Avec la hausse des prix de l'électricité, les ménages français cherchent tous les moyens possibles pour réduire leurs dépenses énergétiques. Selon Top Santé, ce débat prend une nouvelle dimension en 2026, alors que 2,6 millions d'airfryers ont été vendus en 2024 et que les tests comparatifs entre ces appareils et les fours électriques s'intensifient.
Les performances de ces deux types d'appareils dépendent désormais de critères précis : leur usage quotidien, leur taille par rapport aux besoins du foyer, et bien sûr, leur consommation réelle. Autant dire que la bataille est loin d'être tranchée, même si les données commencent à dessiner une tendance.
Ce qu'il faut retenir
- 2,6 millions d'airfryers vendus en France en 2024, selon Top Santé.
- Les tests comparatifs entre airfryers et fours électriques s'intensifient pour déterminer l'appareil le plus économe.
- La consommation dépend fortement de l'usage et de la taille du foyer.
- Les résultats varient selon les modèles et les marques d'airfryers testés.
- Les fours électriques restent des appareils de référence dans de nombreux foyers.
Une comparaison technique qui s'affine
Les spécialistes en électroménager multiplient les tests pour départager définitivement airfryers et fours électriques.
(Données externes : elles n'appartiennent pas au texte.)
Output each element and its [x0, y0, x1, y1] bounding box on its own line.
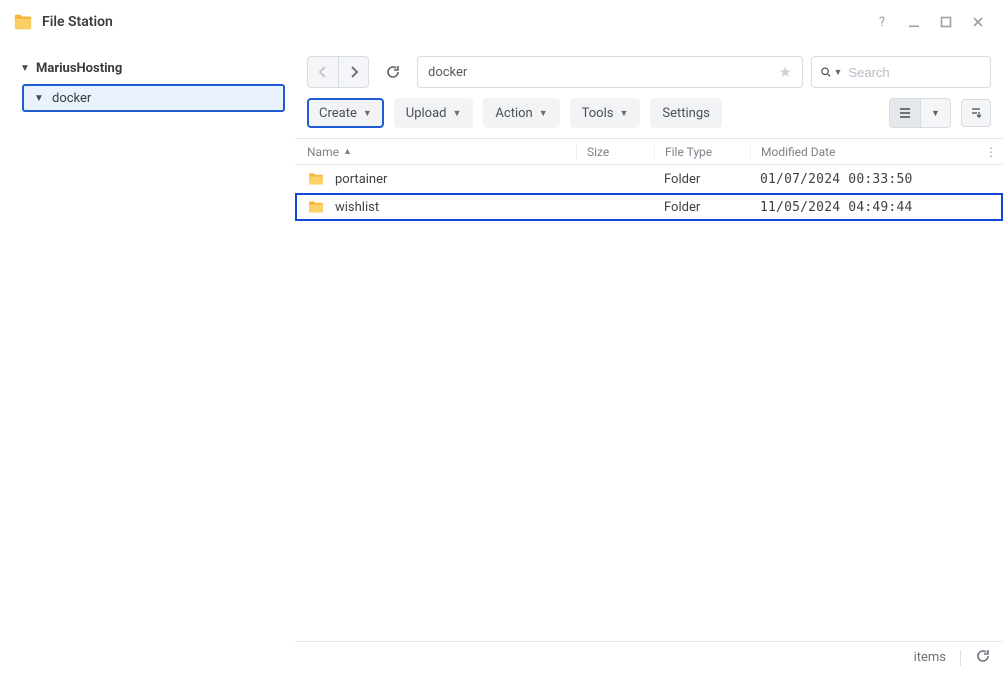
refresh-button[interactable] — [975, 648, 991, 668]
breadcrumb[interactable]: docker ★ — [417, 56, 803, 88]
status-bar: items — [295, 641, 1003, 673]
sidebar-item-label: docker — [52, 91, 91, 106]
favorite-icon[interactable]: ★ — [779, 63, 792, 81]
column-header-size[interactable]: Size — [576, 145, 654, 159]
nav-history-group — [307, 56, 369, 88]
search-box[interactable]: ▼ — [811, 56, 991, 88]
maximize-button[interactable] — [933, 9, 959, 35]
folder-icon — [307, 200, 325, 214]
sidebar: ▼ MariusHosting ▼ docker — [0, 44, 295, 673]
forward-button[interactable] — [338, 57, 368, 87]
chevron-down-icon: ▼ — [834, 67, 843, 78]
sort-asc-icon: ▲ — [343, 146, 352, 157]
settings-label: Settings — [662, 106, 709, 121]
file-table: Name ▲ Size File Type Modified Date ⋮ po… — [295, 138, 1003, 641]
toolbar: Create ▼ Upload ▼ Action ▼ Tools ▼ Setti… — [295, 94, 1003, 138]
sidebar-item-docker[interactable]: ▼ docker — [22, 84, 285, 112]
list-view-button[interactable] — [890, 99, 920, 127]
upload-label: Upload — [406, 106, 447, 121]
chevron-down-icon: ▼ — [619, 108, 628, 119]
chevron-down-icon: ▼ — [539, 108, 548, 119]
action-label: Action — [495, 106, 532, 121]
titlebar: File Station ? — [0, 0, 1003, 44]
file-name: wishlist — [335, 200, 379, 215]
table-row[interactable]: wishlist Folder11/05/2024 04:49:44 — [295, 193, 1003, 221]
minimize-button[interactable] — [901, 9, 927, 35]
tools-button[interactable]: Tools ▼ — [570, 98, 641, 128]
action-button[interactable]: Action ▼ — [483, 98, 559, 128]
close-button[interactable] — [965, 9, 991, 35]
create-button[interactable]: Create ▼ — [307, 98, 384, 128]
file-type: Folder — [654, 172, 750, 187]
breadcrumb-text: docker — [428, 65, 467, 80]
app-icon — [12, 11, 34, 33]
sidebar-root[interactable]: ▼ MariusHosting — [14, 54, 285, 82]
view-mode-dropdown[interactable]: ▼ — [920, 99, 950, 127]
chevron-down-icon: ▼ — [363, 108, 372, 119]
sort-button[interactable] — [961, 99, 991, 127]
column-header-name[interactable]: Name ▲ — [307, 145, 576, 159]
create-label: Create — [319, 106, 357, 121]
tools-label: Tools — [582, 106, 614, 121]
search-input[interactable] — [848, 65, 982, 80]
nav-row: docker ★ ▼ — [295, 44, 1003, 94]
file-name: portainer — [335, 172, 387, 187]
table-row[interactable]: portainer Folder01/07/2024 00:33:50 — [295, 165, 1003, 193]
back-button[interactable] — [308, 57, 338, 87]
chevron-down-icon: ▼ — [453, 108, 462, 119]
settings-button[interactable]: Settings — [650, 98, 721, 128]
chevron-down-icon: ▼ — [20, 63, 32, 74]
file-date: 01/07/2024 00:33:50 — [750, 172, 979, 187]
file-type: Folder — [654, 200, 750, 215]
table-header: Name ▲ Size File Type Modified Date ⋮ — [295, 139, 1003, 165]
upload-button[interactable]: Upload ▼ — [394, 98, 474, 128]
search-icon — [820, 65, 832, 79]
file-date: 11/05/2024 04:49:44 — [750, 200, 979, 215]
items-label: items — [914, 650, 946, 665]
folder-icon — [307, 172, 325, 186]
sidebar-root-label: MariusHosting — [36, 61, 122, 76]
column-header-type[interactable]: File Type — [654, 145, 750, 159]
column-header-date[interactable]: Modified Date — [750, 145, 979, 159]
divider — [960, 650, 961, 666]
app-title: File Station — [42, 14, 113, 30]
help-button[interactable]: ? — [869, 9, 895, 35]
reload-button[interactable] — [377, 57, 409, 87]
column-menu-button[interactable]: ⋮ — [979, 145, 1003, 159]
chevron-down-icon: ▼ — [34, 93, 46, 104]
view-mode-group: ▼ — [889, 98, 951, 128]
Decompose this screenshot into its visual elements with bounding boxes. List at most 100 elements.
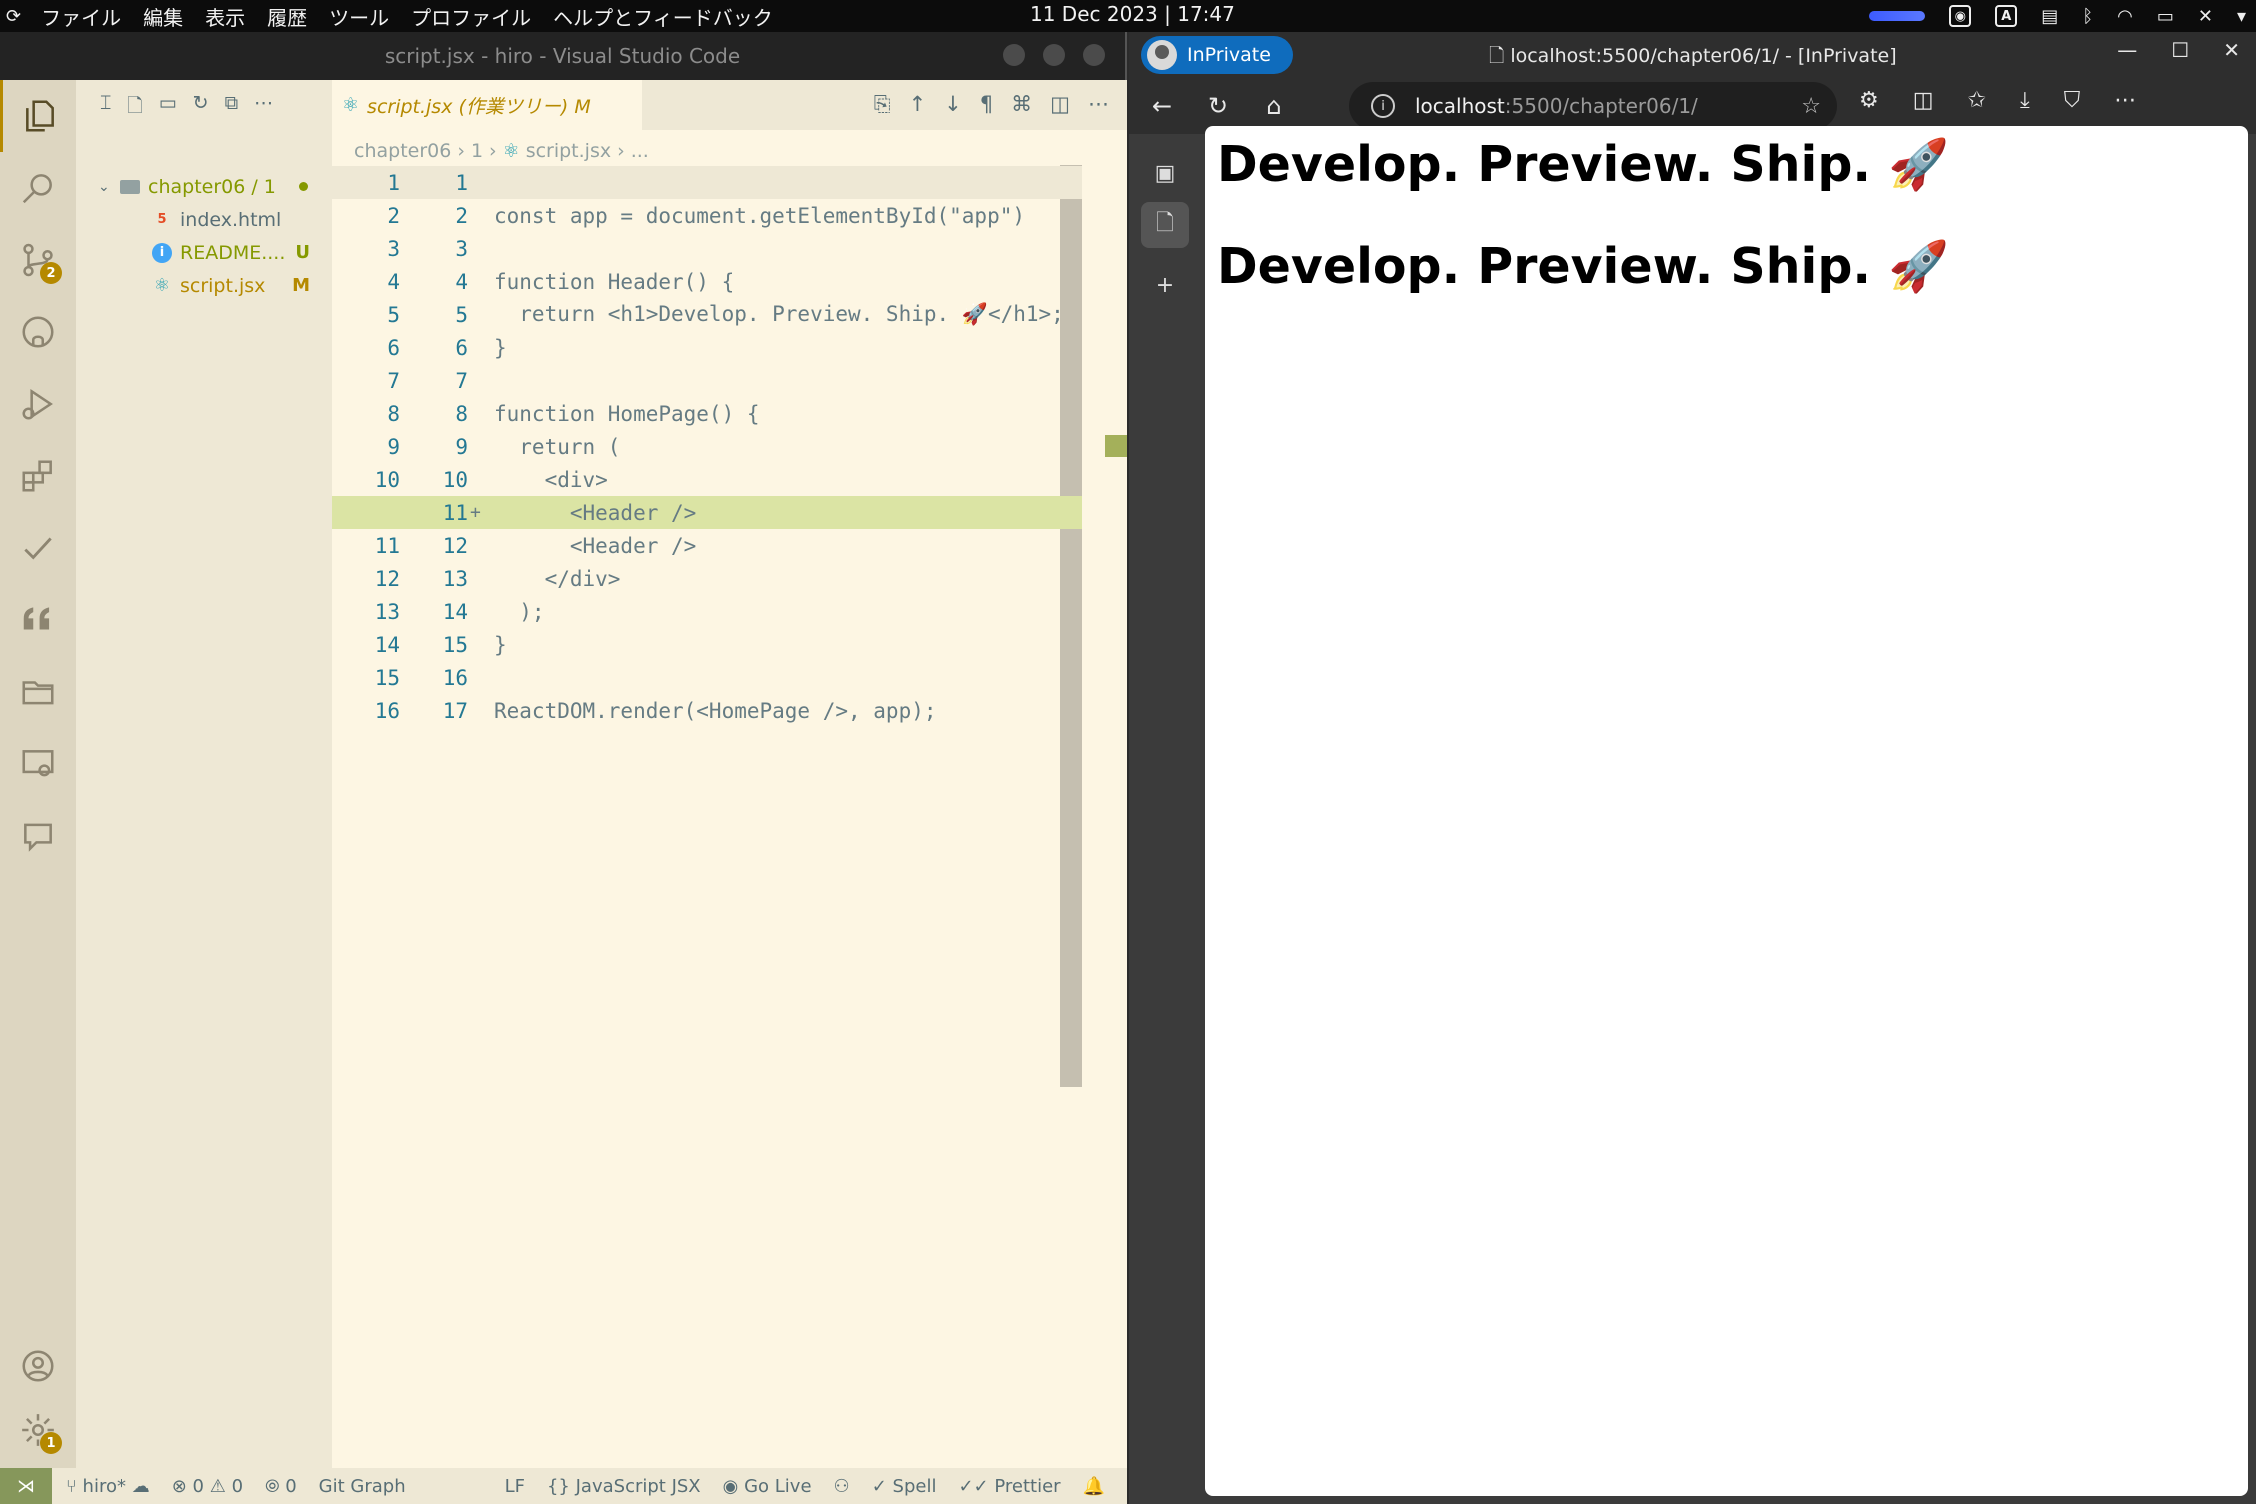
collapse-folders-icon[interactable]: ⌶ (100, 92, 111, 124)
favorites-icon[interactable]: ✩ (1968, 88, 1986, 113)
split-screen-icon[interactable]: ◫ (1913, 88, 1934, 113)
ports-status[interactable]: ⦾ 0 (265, 1476, 297, 1497)
page-icon: 🗋 (1489, 45, 1505, 67)
close-button[interactable]: ✕ (2223, 38, 2240, 62)
line-number-modified: 17 (442, 698, 468, 723)
input-method-icon[interactable]: A (1995, 5, 2018, 27)
menu-view[interactable]: 表示 (205, 2, 245, 31)
problems-status[interactable]: ⊗ 0 ⚠ 0 (172, 1476, 243, 1497)
code-line: 16 17 ReactDOM.render(<HomePage />, app)… (332, 694, 1082, 727)
source-control-icon[interactable]: 2 (0, 224, 76, 296)
go-live-button[interactable]: ◉ Go Live (723, 1476, 812, 1497)
battery-icon[interactable]: ▭ (2157, 6, 2174, 27)
account-icon[interactable] (0, 1330, 76, 1402)
breadcrumb-folder[interactable]: chapter06 (354, 140, 451, 162)
bell-icon[interactable]: 🔔 (1083, 1476, 1105, 1497)
new-file-icon[interactable]: 🗋 (127, 92, 142, 124)
open-file-icon[interactable]: ⎘ (874, 92, 891, 117)
previous-change-icon[interactable]: ↑ (909, 92, 927, 117)
run-debug-icon[interactable] (0, 368, 76, 440)
search-icon[interactable] (0, 152, 76, 224)
tree-file-script-jsx[interactable]: ⚛ script.jsx M (76, 269, 332, 302)
tab-title-text: localhost:5500/chapter06/1/ - [InPrivate… (1510, 45, 1897, 67)
window-title: script.jsx - hiro - Visual Studio Code (384, 44, 741, 68)
collapse-all-icon[interactable]: ⧉ (225, 92, 239, 124)
extensions-icon[interactable]: ⚙ (1859, 88, 1879, 113)
eol-status[interactable]: LF (505, 1476, 525, 1497)
breadcrumb-subfolder[interactable]: 1 (471, 140, 483, 162)
tree-folder-chapter06[interactable]: ⌄ chapter06 / 1 (76, 170, 332, 203)
close-button[interactable] (1083, 44, 1105, 66)
explorer-icon[interactable] (0, 80, 76, 152)
favorite-star-icon[interactable]: ☆ (1801, 94, 1821, 119)
camera-icon[interactable]: ◉ (1949, 5, 1972, 27)
menu-help[interactable]: ヘルプとフィードバック (553, 2, 773, 31)
bluetooth-icon[interactable]: ᛒ (2082, 6, 2093, 27)
remote-explorer-icon[interactable] (0, 728, 76, 800)
back-button[interactable]: ← (1139, 92, 1185, 120)
settings-more-icon[interactable]: ⋯ (2114, 88, 2136, 113)
menu-tools[interactable]: ツール (329, 2, 389, 31)
minimize-button[interactable] (1003, 44, 1025, 66)
prettier-status[interactable]: ✓✓ Prettier (958, 1476, 1060, 1497)
wifi-icon[interactable]: ◠ (2117, 6, 2133, 27)
extensions-icon[interactable] (0, 440, 76, 512)
clipboard-icon[interactable]: ▤ (2041, 6, 2058, 27)
activity-indicator[interactable] (1869, 11, 1926, 21)
line-number-original: 16 (374, 698, 400, 723)
tree-file-readme[interactable]: i README.... U (76, 236, 332, 269)
testing-icon[interactable] (0, 512, 76, 584)
app-launcher-icon[interactable]: ⟳ (6, 6, 21, 27)
maximize-button[interactable]: ☐ (2171, 38, 2189, 62)
system-clock[interactable]: 11 Dec 2023 | 17:47 (1030, 2, 1235, 26)
refresh-icon[interactable]: ↻ (193, 92, 209, 124)
folder-icon[interactable] (0, 656, 76, 728)
warning-count: 0 (231, 1475, 244, 1497)
menu-history[interactable]: 履歴 (267, 2, 307, 31)
minimize-button[interactable]: — (2117, 38, 2137, 62)
tab-label: script.jsx (作業ツリー) M (367, 95, 591, 118)
split-editor-icon[interactable]: ◫ (1050, 92, 1070, 117)
comments-icon[interactable] (0, 800, 76, 872)
address-bar[interactable]: i localhost:5500/chapter06/1/ ☆ (1349, 82, 1837, 130)
tab-actions-icon[interactable]: ▣ (1141, 150, 1189, 196)
github-icon[interactable] (0, 296, 76, 368)
browser-tab-title[interactable]: 🗋 localhost:5500/chapter06/1/ - [InPriva… (1489, 42, 1897, 74)
copilot-icon[interactable]: ⚇ (834, 1476, 850, 1497)
quote-icon[interactable] (0, 584, 76, 656)
notifications-muted-icon[interactable]: ✕ (2198, 6, 2213, 27)
menu-profile[interactable]: プロファイル (411, 2, 531, 31)
maximize-button[interactable] (1043, 44, 1065, 66)
file-label: script.jsx (180, 274, 266, 297)
git-graph-button[interactable]: Git Graph (319, 1476, 406, 1497)
more-actions-icon[interactable]: ⋯ (254, 92, 273, 124)
site-info-icon[interactable]: i (1371, 94, 1395, 118)
branch-status[interactable]: ⑂ hiro* ☁ (66, 1476, 150, 1497)
breadcrumb-symbol[interactable]: ... (631, 140, 649, 162)
tab-script-jsx[interactable]: ⚛ script.jsx (作業ツリー) M (332, 80, 642, 130)
menu-file[interactable]: ファイル (41, 2, 121, 31)
next-change-icon[interactable]: ↓ (944, 92, 962, 117)
whitespace-icon[interactable]: ¶ (980, 92, 993, 117)
browser-essentials-icon[interactable]: ⛉ (2064, 88, 2081, 113)
reload-button[interactable]: ↻ (1195, 92, 1241, 120)
double-check-icon: ✓✓ (958, 1475, 989, 1497)
new-tab-icon[interactable]: + (1141, 262, 1189, 308)
chevron-down-icon[interactable]: ▾ (2237, 6, 2246, 27)
inprivate-profile-button[interactable]: InPrivate (1141, 36, 1293, 74)
new-folder-icon[interactable]: ▭ (159, 92, 177, 124)
chevron-right-icon: › (489, 140, 497, 162)
vertical-tab-page[interactable]: 🗋 (1141, 202, 1189, 248)
spell-status[interactable]: ✓ Spell (872, 1476, 937, 1497)
home-button[interactable]: ⌂ (1251, 92, 1297, 120)
language-status[interactable]: {} JavaScript JSX (547, 1476, 701, 1497)
more-actions-icon[interactable]: ⋯ (1088, 92, 1109, 117)
downloads-icon[interactable]: ⤓ (2020, 88, 2030, 113)
line-number-modified: 13 (442, 566, 468, 591)
remote-indicator-icon[interactable]: ⋊ (0, 1468, 52, 1504)
settings-gear-icon[interactable]: 1 (0, 1394, 76, 1466)
tree-file-index-html[interactable]: 5 index.html (76, 203, 332, 236)
menu-edit[interactable]: 編集 (143, 2, 183, 31)
map-icon[interactable]: ⌘ (1011, 92, 1032, 117)
breadcrumb-file[interactable]: script.jsx (526, 140, 611, 162)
D'après Top Santé, ces évaluations portent désormais sur plusieurs critères techniques : temps de préchauffage, puissance consommée à vide, et efficacité énergétique lors de la cuisson. « Les airfryers consomment généralement moins que les fours, mais cela dépend du modèle et de la durée d'utilisation », précise un expert interrogé par le magazine.
Les appareils à convection forcée, comme la plupart des airfryers récents, permettent une cuisson plus rapide et une meilleure répartition de la chaleur. Résultat : une réduction de la durée de fonctionnement, donc une économie d'électricité. Mais côté four, les modèles à induction ou à pyrolyse intègrent des technologies visant à limiter leur consommation, notamment lorsqu'ils fonctionnent à pleine charge.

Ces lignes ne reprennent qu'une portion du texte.